The dissection is closer to facial nerve branches and requires detailed anatomical familiarity with that layer. In experienced hands, the safety profile is comparable to other modern facelift techniques, with risks of hematoma, temporary nerve weakness, scar irregularity, and prolonged swelling. Patient selection and surgeon experience are the dominant determinants of safety.
Will a deep plane facelift address the neck?
Because the SMAS and platysma are continuous, the technique improves the upper neck and jawline. More significant neck concerns — submental fullness, platysmal banding, or deep structural issues — are addressed through dedicated deep neck maneuvers performed in conjunction.
How long is recovery after a deep plane facelift?

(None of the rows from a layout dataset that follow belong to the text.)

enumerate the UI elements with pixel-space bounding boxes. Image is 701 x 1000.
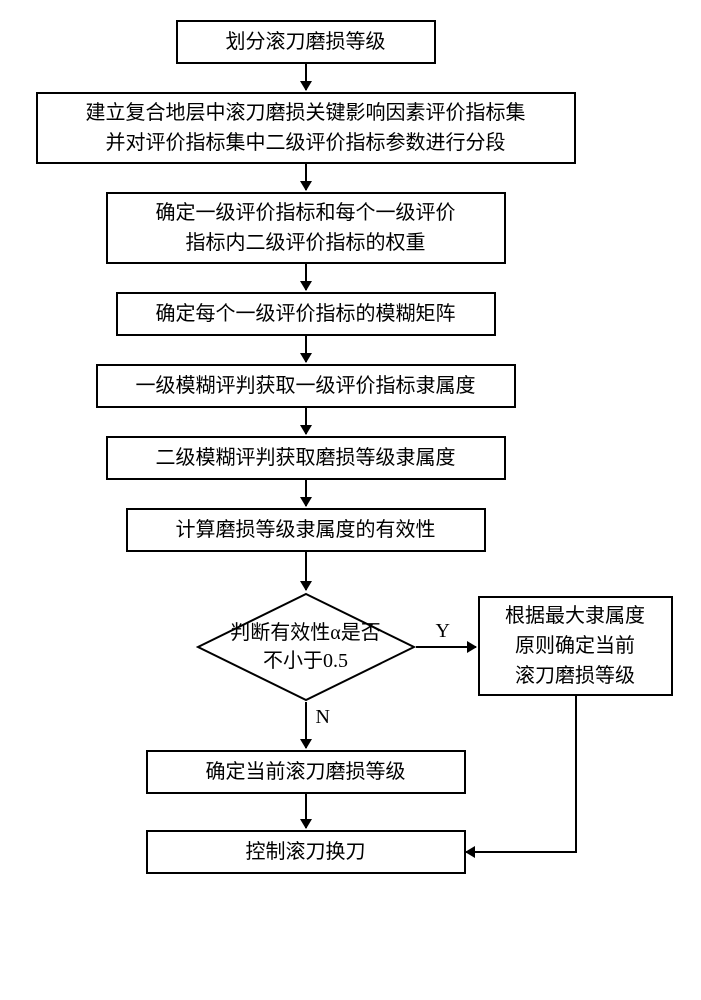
node-control-tool-change: 控制滚刀换刀 bbox=[146, 830, 466, 874]
arrow bbox=[416, 646, 476, 648]
node-determine-weights: 确定一级评价指标和每个一级评价 指标内二级评价指标的权重 bbox=[106, 192, 506, 264]
node-fuzzy-matrix: 确定每个一级评价指标的模糊矩阵 bbox=[116, 292, 496, 336]
node-text: 确定当前滚刀磨损等级 bbox=[206, 757, 406, 787]
node-calc-validity: 计算磨损等级隶属度的有效性 bbox=[126, 508, 486, 552]
label-yes: Y bbox=[436, 620, 450, 643]
arrow bbox=[305, 264, 307, 290]
arrow bbox=[305, 164, 307, 190]
node-determine-current-grade: 确定当前滚刀磨损等级 bbox=[146, 750, 466, 794]
label-no: N bbox=[316, 706, 330, 729]
node-second-fuzzy-eval: 二级模糊评判获取磨损等级隶属度 bbox=[106, 436, 506, 480]
node-text: 二级模糊评判获取磨损等级隶属度 bbox=[156, 443, 456, 473]
arrow bbox=[305, 552, 307, 590]
node-text: 计算磨损等级隶属度的有效性 bbox=[176, 515, 436, 545]
arrow bbox=[305, 408, 307, 434]
arrow bbox=[305, 64, 307, 90]
flowchart-container: 划分滚刀磨损等级 建立复合地层中滚刀磨损关键影响因素评价指标集 并对评价指标集中… bbox=[21, 20, 681, 980]
node-text: 一级模糊评判获取一级评价指标隶属度 bbox=[136, 371, 476, 401]
connector-line bbox=[575, 696, 577, 852]
node-divide-wear-grade: 划分滚刀磨损等级 bbox=[176, 20, 436, 64]
decision-text: 判断有效性α是否 不小于0.5 bbox=[230, 619, 380, 675]
node-text: 划分滚刀磨损等级 bbox=[226, 27, 386, 57]
node-max-membership: 根据最大隶属度 原则确定当前 滚刀磨损等级 bbox=[478, 596, 673, 696]
node-text: 确定一级评价指标和每个一级评价 指标内二级评价指标的权重 bbox=[156, 198, 456, 258]
node-text: 控制滚刀换刀 bbox=[246, 837, 366, 867]
arrow bbox=[305, 702, 307, 748]
node-first-fuzzy-eval: 一级模糊评判获取一级评价指标隶属度 bbox=[96, 364, 516, 408]
arrow bbox=[305, 480, 307, 506]
node-text: 确定每个一级评价指标的模糊矩阵 bbox=[156, 299, 456, 329]
decision-validity-check: 判断有效性α是否 不小于0.5 bbox=[196, 592, 416, 702]
node-establish-index-set: 建立复合地层中滚刀磨损关键影响因素评价指标集 并对评价指标集中二级评价指标参数进… bbox=[36, 92, 576, 164]
arrow bbox=[466, 851, 577, 853]
arrow bbox=[305, 794, 307, 828]
node-text: 建立复合地层中滚刀磨损关键影响因素评价指标集 并对评价指标集中二级评价指标参数进… bbox=[86, 98, 526, 158]
node-text: 根据最大隶属度 原则确定当前 滚刀磨损等级 bbox=[505, 601, 645, 691]
arrow bbox=[305, 336, 307, 362]
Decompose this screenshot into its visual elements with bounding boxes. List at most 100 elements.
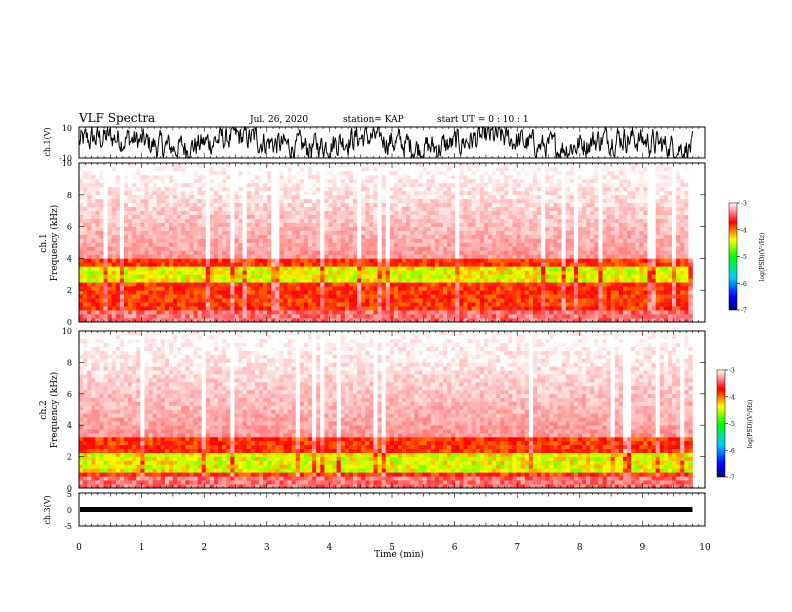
spectrogram-cell xyxy=(398,182,403,188)
figure-title: VLF Spectra xyxy=(78,111,155,125)
spectrogram-cell xyxy=(479,163,485,168)
spectrogram-cell xyxy=(148,210,153,215)
spectrogram-cell xyxy=(377,206,382,211)
spectrogram-cell xyxy=(95,186,100,192)
spectrogram-cell xyxy=(320,306,325,311)
spectrogram-cell xyxy=(438,174,444,180)
spectrogram-cell xyxy=(385,242,391,247)
spectrogram-cell xyxy=(234,314,239,319)
spectrogram-cell xyxy=(250,262,256,267)
spectrogram-cell xyxy=(316,222,321,227)
spectrogram-cell xyxy=(128,226,133,231)
spectrogram-cell xyxy=(185,306,190,311)
spectrogram-cell xyxy=(226,274,231,279)
spectrogram-cell xyxy=(271,242,276,247)
spectrogram-cell xyxy=(393,266,399,271)
spectrogram-cell xyxy=(193,310,198,315)
spectrogram-cell xyxy=(132,270,137,275)
spectrogram-cell xyxy=(185,270,190,275)
spectrogram-cell xyxy=(132,198,137,204)
spectrogram-cell xyxy=(279,198,284,204)
spectrogram-cell xyxy=(79,230,84,235)
spectrogram-cell xyxy=(528,238,534,243)
spectrogram-cell xyxy=(373,242,378,247)
spectrogram-cell xyxy=(459,262,464,267)
spectrogram-cell xyxy=(557,190,562,196)
spectrogram-cell xyxy=(226,238,231,243)
spectrogram-cell xyxy=(332,270,337,275)
spectrogram-cell xyxy=(132,194,137,200)
spectrogram-cell xyxy=(173,170,178,176)
spectrogram-cell xyxy=(340,170,346,176)
spectrogram-cell xyxy=(524,286,530,291)
spectrogram-cell xyxy=(545,182,550,188)
spectrogram-cell xyxy=(213,262,219,267)
spectrogram-cell xyxy=(561,262,566,267)
spectrogram-cell xyxy=(267,178,272,184)
spectrogram-cell xyxy=(132,166,137,172)
spectrogram-cell xyxy=(119,262,125,267)
spectrogram-cell xyxy=(238,282,243,287)
spectrogram-cell xyxy=(447,306,452,311)
spectrogram-cell xyxy=(357,274,362,279)
spectrogram-cell xyxy=(144,290,149,295)
spectrogram-cell xyxy=(287,266,292,271)
spectrogram-cell xyxy=(500,222,505,227)
spectrogram-cell xyxy=(479,218,485,223)
spectrogram-cell xyxy=(87,306,92,311)
spectrogram-cell xyxy=(516,310,522,315)
spectrogram-cell xyxy=(332,306,337,311)
spectrogram-cell xyxy=(406,286,411,291)
spectrogram-cell xyxy=(254,278,260,283)
spectrogram-cell xyxy=(332,310,337,315)
spectrogram-cell xyxy=(164,186,170,192)
spectrogram-cell xyxy=(164,254,170,259)
spectrogram-cell xyxy=(496,286,501,291)
spectrogram-cell xyxy=(422,214,427,219)
spectrogram-cell xyxy=(332,170,337,176)
spectrogram-cell xyxy=(438,314,444,319)
spectrogram-cell xyxy=(463,206,468,211)
spectrogram-cell xyxy=(79,210,84,215)
spectrogram-cell xyxy=(271,198,276,204)
spectrogram-cell xyxy=(148,206,153,211)
spectrogram-cell xyxy=(402,186,407,192)
spectrogram-cell xyxy=(516,166,522,172)
spectrogram-cell xyxy=(303,262,309,267)
spectrogram-cell xyxy=(528,182,534,188)
spectrogram-cell xyxy=(430,282,436,287)
spectrogram-cell xyxy=(230,270,235,275)
spectrogram-cell xyxy=(168,294,174,299)
spectrogram-cell xyxy=(177,270,182,275)
spectrogram-cell xyxy=(516,214,522,219)
spectrogram-cell xyxy=(177,210,182,215)
spectrogram-cell xyxy=(532,218,538,223)
spectrogram-cell xyxy=(258,286,264,291)
spectrogram-cell xyxy=(357,258,362,263)
spectrogram-cell xyxy=(467,310,472,315)
spectrogram-cell xyxy=(557,198,562,204)
spectrogram-cell xyxy=(111,282,117,287)
spectrogram-cell xyxy=(451,246,456,251)
spectrogram-cell xyxy=(492,238,497,243)
spectrogram-cell xyxy=(275,198,280,204)
spectrogram-cell xyxy=(197,242,202,247)
spectrogram-cell xyxy=(369,290,374,295)
spectrogram-cell xyxy=(156,302,162,307)
spectrogram-cell xyxy=(238,178,243,184)
spectrogram-cell xyxy=(475,238,481,243)
spectrogram-cell xyxy=(344,286,350,291)
spectrogram-cell xyxy=(128,274,133,279)
spectrogram-cell xyxy=(119,274,125,279)
spectrogram-cell xyxy=(406,234,411,239)
spectrogram-cell xyxy=(258,234,264,239)
spectrogram-cell xyxy=(496,222,501,227)
spectrogram-cell xyxy=(402,218,407,223)
spectrogram-cell xyxy=(381,246,387,251)
spectrogram-cell xyxy=(332,226,337,231)
spectrogram-cell xyxy=(414,230,419,235)
spectrogram-cell xyxy=(393,222,399,227)
spectrogram-cell xyxy=(123,306,129,311)
spectrogram-cell xyxy=(434,282,440,287)
spectrogram-cell xyxy=(287,178,292,184)
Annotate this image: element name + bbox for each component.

Most patients return to private activities within ten to fourteen days. Visible bruising and swelling generally settle within two to three weeks, and tissue continues to refine over three to six months.
Is a deep plane facelift right for everyone?
No. It is well suited to patients with combined midface descent, jowling, and upper neck laxity. It is not the right choice when the dominant concern is texture, pure volume loss, or when other techniques are better matched to the anatomy. Selection follows anatomy.
A Note on Technique Selection
The most consequential decision in facelift surgery is not which technique a surgeon prefers, but which technique a particular face requires. Thoughtful surgical planning begins with diagnosis: which tissues have descended, where, and how far. The technique follows from that diagnosis. The deep plane facelift is a powerful instrument when the anatomy calls for it — and an unnecessary one when it does not.